At our next Bible study, could you say a little something about your understanding of "God-breathed" and the relationship of that phrase to scripture?
- Inquiring Minds Want to Know
Firstly, it's unlikely that I'll ever say a "little" something regarding anything related to the Bible, but I will try to contain myself.
When I look to the word theopneustos, I find the word and the concept awe-inspiring. Theo for God and pneustos for breathed means a vision of how God moves and exists that includes bringing creation into existence. Theopneustos makes me think of the Spirit, as the Breath of God, moving over the void at the beginning of all things. Out of disorder and emptiness, creation was birthed and shaped. God's whole self poured out in breath (Spirit) and then in Word ("Let there be..."). Thus, the reality of theopneustos has existed since before any human was present to interpret it.
That being said, what does it mean for Breath and Word to come to a prophet (or an apostle)? In Geraldine Brooks's The Secret Chord, the prophet Nathan experiences near blackout states when he is called upon to speak to David. His body and his speech are overtaken and his voice becomes not his own. In this depiction, his prophecies are clearly God-breathed. Given some of the things that Nathan is called upon to address with David, surely the strength and the words needed to come from outside himself. Did they always? I don't know.
In writing for preaching, I sometimes have a strong bodily awareness of what I meant to say. I describe it as a piercing of my heart. I have a sense of what is meant to be said and, in the best times, the words come in close connection to the piercing. Sometimes the idea comes, but I have to wait for the words. When I have to deliver a sermon that has come in this way, I tremble before delivery because I know the concept is not mine.

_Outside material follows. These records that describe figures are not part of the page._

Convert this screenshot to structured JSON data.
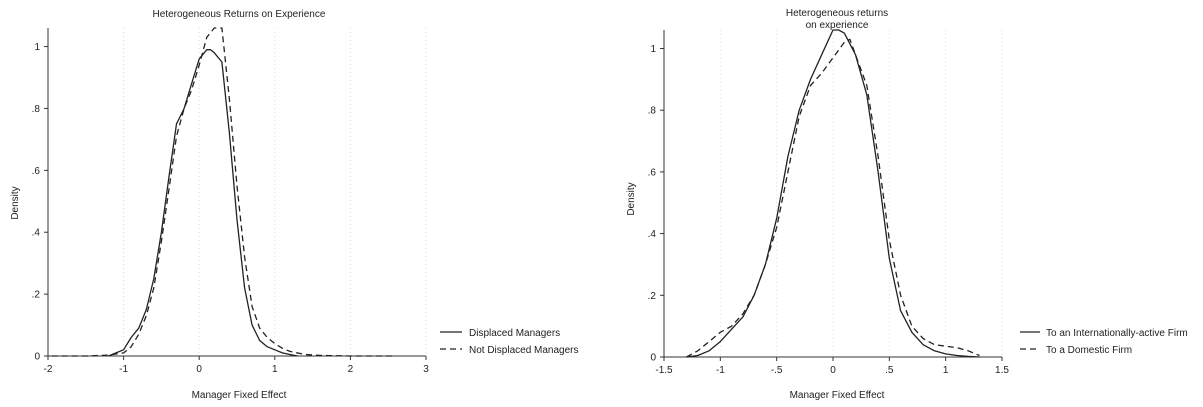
{
  "chart_data": [
    {
      "type": "line",
      "title": "Heterogeneous Returns on Experience",
      "xlabel": "Manager Fixed Effect",
      "ylabel": "Density",
      "xlim": [
        -2,
        3
      ],
      "ylim": [
        0,
        1.06
      ],
      "xticks": [
        -2,
        -1,
        0,
        1,
        2,
        3
      ],
      "xtick_labels": [
        "-2",
        "-1",
        "0",
        "1",
        "2",
        "3"
      ],
      "yticks": [
        0,
        0.2,
        0.4,
        0.6,
        0.8,
        1
      ],
      "ytick_labels": [
        "0",
        ".2",
        ".4",
        ".6",
        ".8",
        "1"
      ],
      "grid": "vertical dotted",
      "legend": "right",
      "series": [
        {
          "name": "Displaced Managers",
          "style": "solid",
          "x": [
            -1.2,
            -1.1,
            -1.0,
            -0.9,
            -0.8,
            -0.7,
            -0.6,
            -0.5,
            -0.4,
            -0.3,
            -0.2,
            -0.1,
            0.0,
            0.1,
            0.15,
            0.2,
            0.3,
            0.4,
            0.5,
            0.6,
            0.7,
            0.8,
            0.9,
            1.0,
            1.1,
            1.2,
            1.3
          ],
          "y": [
            0.0,
            0.01,
            0.02,
            0.06,
            0.09,
            0.15,
            0.25,
            0.4,
            0.58,
            0.75,
            0.8,
            0.88,
            0.96,
            0.99,
            0.99,
            0.98,
            0.95,
            0.72,
            0.44,
            0.22,
            0.1,
            0.05,
            0.03,
            0.02,
            0.01,
            0.005,
            0.0
          ]
        },
        {
          "name": "Not Displaced Managers",
          "style": "dashed",
          "x": [
            -1.95,
            -1.5,
            -1.2,
            -1.0,
            -0.9,
            -0.8,
            -0.7,
            -0.6,
            -0.5,
            -0.4,
            -0.3,
            -0.2,
            -0.1,
            0.0,
            0.1,
            0.2,
            0.3,
            0.4,
            0.5,
            0.6,
            0.7,
            0.8,
            0.9,
            1.0,
            1.1,
            1.2,
            1.4,
            1.6,
            2.0,
            2.6
          ],
          "y": [
            0.0,
            0.0,
            0.003,
            0.01,
            0.03,
            0.07,
            0.13,
            0.22,
            0.37,
            0.54,
            0.71,
            0.8,
            0.86,
            0.94,
            1.03,
            1.06,
            1.06,
            0.83,
            0.55,
            0.32,
            0.16,
            0.09,
            0.06,
            0.04,
            0.025,
            0.015,
            0.005,
            0.002,
            0.0,
            0.0
          ]
        }
      ]
    },
    {
      "type": "line",
      "title": "Heterogeneous returns",
      "subtitle": "on experience",
      "xlabel": "Manager Fixed Effect",
      "ylabel": "Density",
      "xlim": [
        -1.5,
        1.5
      ],
      "ylim": [
        0,
        1.06
      ],
      "xticks": [
        -1.5,
        -1,
        -0.5,
        0,
        0.5,
        1,
        1.5
      ],
      "xtick_labels": [
        "-1.5",
        "-1",
        "-.5",
        "0",
        ".5",
        "1",
        "1.5"
      ],
      "yticks": [
        0,
        0.2,
        0.4,
        0.6,
        0.8,
        1
      ],
      "ytick_labels": [
        "0",
        ".2",
        ".4",
        ".6",
        ".8",
        "1"
      ],
      "grid": "vertical dotted",
      "legend": "right",
      "series": [
        {
          "name": "To an Internationally-active Firm",
          "style": "solid",
          "x": [
            -1.3,
            -1.2,
            -1.1,
            -1.0,
            -0.9,
            -0.8,
            -0.7,
            -0.6,
            -0.5,
            -0.4,
            -0.3,
            -0.2,
            -0.1,
            0.0,
            0.05,
            0.1,
            0.2,
            0.3,
            0.4,
            0.5,
            0.6,
            0.7,
            0.8,
            0.9,
            1.0,
            1.1,
            1.2,
            1.3
          ],
          "y": [
            0.0,
            0.005,
            0.02,
            0.05,
            0.09,
            0.13,
            0.2,
            0.3,
            0.45,
            0.65,
            0.8,
            0.9,
            0.98,
            1.06,
            1.06,
            1.05,
            0.98,
            0.85,
            0.6,
            0.32,
            0.15,
            0.08,
            0.04,
            0.02,
            0.01,
            0.005,
            0.002,
            0.0
          ]
        },
        {
          "name": "To a Domestic Firm",
          "style": "dashed",
          "x": [
            -1.3,
            -1.2,
            -1.1,
            -1.0,
            -0.9,
            -0.8,
            -0.7,
            -0.6,
            -0.5,
            -0.4,
            -0.3,
            -0.2,
            -0.1,
            0.0,
            0.1,
            0.15,
            0.2,
            0.3,
            0.4,
            0.5,
            0.6,
            0.7,
            0.8,
            0.9,
            1.0,
            1.1,
            1.2,
            1.3
          ],
          "y": [
            0.0,
            0.02,
            0.05,
            0.08,
            0.1,
            0.14,
            0.2,
            0.3,
            0.42,
            0.6,
            0.78,
            0.88,
            0.92,
            0.97,
            1.02,
            1.03,
            0.98,
            0.88,
            0.65,
            0.38,
            0.2,
            0.1,
            0.06,
            0.04,
            0.035,
            0.03,
            0.02,
            0.005
          ]
        }
      ]
    }
  ]
}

I don't want to mess up or try to take credit for what God is trying to do or what I have perceived that God is trying to do.
In these two examples, Nathan and me (never heretofore mentioned in the same sentence), God is delivering a word. There is a revelation of what the Spirit wants to be communicated and it is in keeping with who Jesus is and God's on-going self-revelation. Nothing a prophet or preacher is called to say, if it is truly of God, will contradict the nature of God- even the most intense and life-changing revelation.

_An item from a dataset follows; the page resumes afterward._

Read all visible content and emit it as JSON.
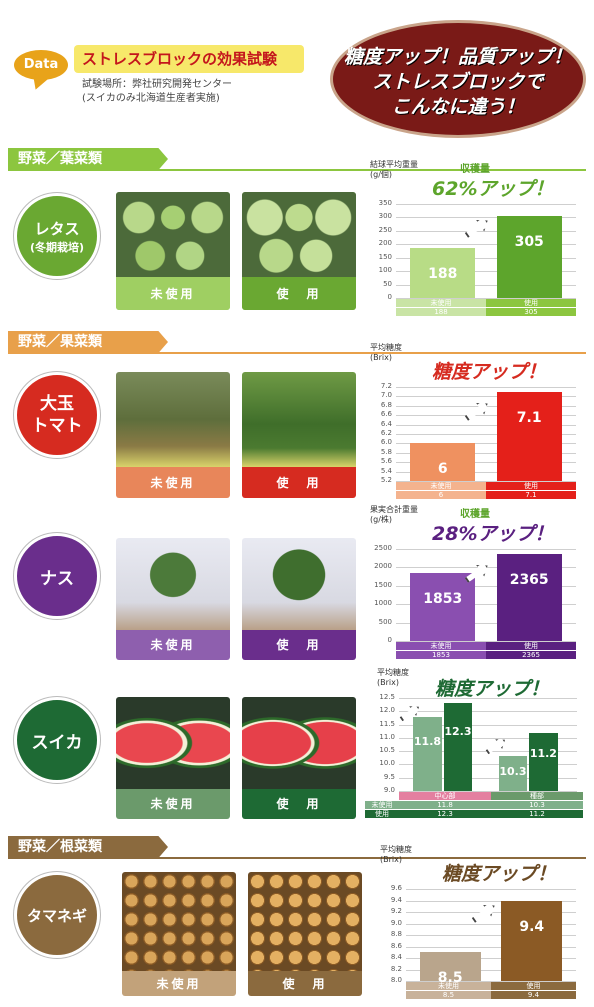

That being said, neither Nathan nor I can testify to something we are unable to perceive. So, it is true that God inspires and gives revelation, but said revelation and inspiration, in my opinion, is likely only half-steps ahead of where we are as people. Thus, it seems unlikely that Nathan would have received inspiration for where the capital of England should be or that I will receive inspiration for how to terraform Saturn. Those are not revelations that are meaningful or relevant to the situations to which we have been called.
When scribes were writing Judges or Paul was writing to the Philippians or Revelation was being written for the encouragement of the early church, it does seem likely that theopneustos was at work. God breathed words and guidance for the authors to offer to their audiences. While it is with God's nature to know how long Paul's letters would last, it was not within Paul's capabilities to write for the ages. So God gave him words that were true for the time being and would be useful, alongside the Holy Spirit, for generations to come.
Of course, when we think of scripture, we think of the editors, the redactors, the translators, the scribes, and the church fathers and mothers who prayed about what to keep in the canon and what to reject. While the Spirit certainly guided all this work, human fallibility is unavoidable. In the best of circumstances, small unintended mistakes were made. In the worst of circumstances, intentional errors were made or kept for the purposes of preserving this or that human understanding or institution.
Therefore, in its initial imprint, the scripture was breathed by God for teaching, admonition, correction, and training in righteousness all toward the end of instructing us toward understanding salvation and living lives which demonstrate that we belong to God (2 Timothy 3:16).
Since that initial writing or prophesying, however, many people have entered the process. Most people have had good intentions toward sharing the word of God, but others have been less pure in heart. It is true that God is still speaking. The Word has not retired nor has the Spirit stopped moving. We are led constantly into relationship with the written word for the purposes of teaching, admonition, etc. to the same ends as those who receive guidance from the author of 2 Timothy. We use the Bible as a tool to understand God, to know God's history, and to be pointed to where and how God is still at work in the world and leading the faithful to participation in that work.
In my opinion, when and where it is argued that the written word is infallible, such arguments attempt to steal the air out of theopneustos. The written word can be inspired, useful, important, and necessary, but it is not and never will be God. Furthermore, God is bigger than our translation mistakes, printing errors, and personal whims tied to time and place. God's desires for creation are truth and the truth will out. And it will set us free. Theopneustos cannot be contained.